L’astensione però non è uguale in tutti i quartieri. La distribuzione territoriale dell’affluenza ricalca più o meno fedelmente quella della geografia socio-economica della città. Da un lato i quartieri svantaggiati siti nelle periferie e nel centro storico della città e dall’altra i quartieri più centrali dell’area collinare. I primi rispetto ai secondi mostrano percentuali d’affluenza molto inferiori (cfr. fig. 1)

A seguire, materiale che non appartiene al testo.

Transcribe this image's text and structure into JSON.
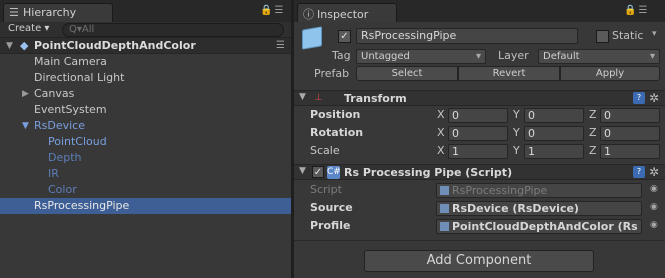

Ed è questo un film già visto negli ultimi anni che si è ripetuto anche in questa tornata elettorale: come alle europee del 2014 e alle politiche del 2018 il divario medio tra i quartieri più benestanti e quelli più marginali, in termini d’affluenza, è di circa 10 punti percentuali. Distanza considerevole che addirittura raddoppia se si confronta il quartiere con maggiore affluenza (Vomero con il 52%) con il quartiere con minore affluenza (Pendino con il 30,4%). Osservando il cartogramma emerge chiaramente come oltre ad alcuni quartieri del centro storico, i tassi d’astensionismo maggiori si registrano nei quartieri della periferia nord e della periferia orientale.
La scelta di voto
Rispetto alle elezioni politiche del ’18, il quadro politico a Napoli si modifica in parte, sebbene non in modo così radicale come invece accade a livello nazionale. Il Movimento Cinque Stelle perde 12 punti percentuali rispetto al ’18 ma è ancora la prima forza politica in città con circa il 40% delle preferenze. Il Pd è il secondo partito con il 23,29% delle preferenze, in crescita di circa 9 punti rispetto alle politiche del ’18.
La vera novità di queste elezioni a Napoli è la Lega che ottiene il 12,36% dei voti. Infine anche a Napoli, in linea col dato nazionale, a superare il 4% sono solo Forza Italia (9,14%) e Fratelli d’Italia (4.42%).
Guardando alla distribuzione territoriale del voto si nota come per il Movimento Cinque Stelle e per il Pd non sia cambiato molto rispetto alla tornata elettorale del 2018. I Cinque Stelle continuano a ottenere preferenze maggiori nei quartieri marginali (cfr. fig. 2) mentre il Pd vince nei quartieri benestanti della città (cfr. fig. 3).
In particolare il Pd vince nei quartieri Arenella (32,87%), Chiaia (38,93%), Posillipo (34,11%), San Giuseppe (34,51%) e Vomero (37,7%), mentre in tutti gli altri quartieri della città vince il Movimento Cinque Stelle, che supera la metà delle preferenze espresse nei quartieri di Miano (55,94%), Piscinola (50,73%), Scampia (56,17%) e Secondigliano (53,84%).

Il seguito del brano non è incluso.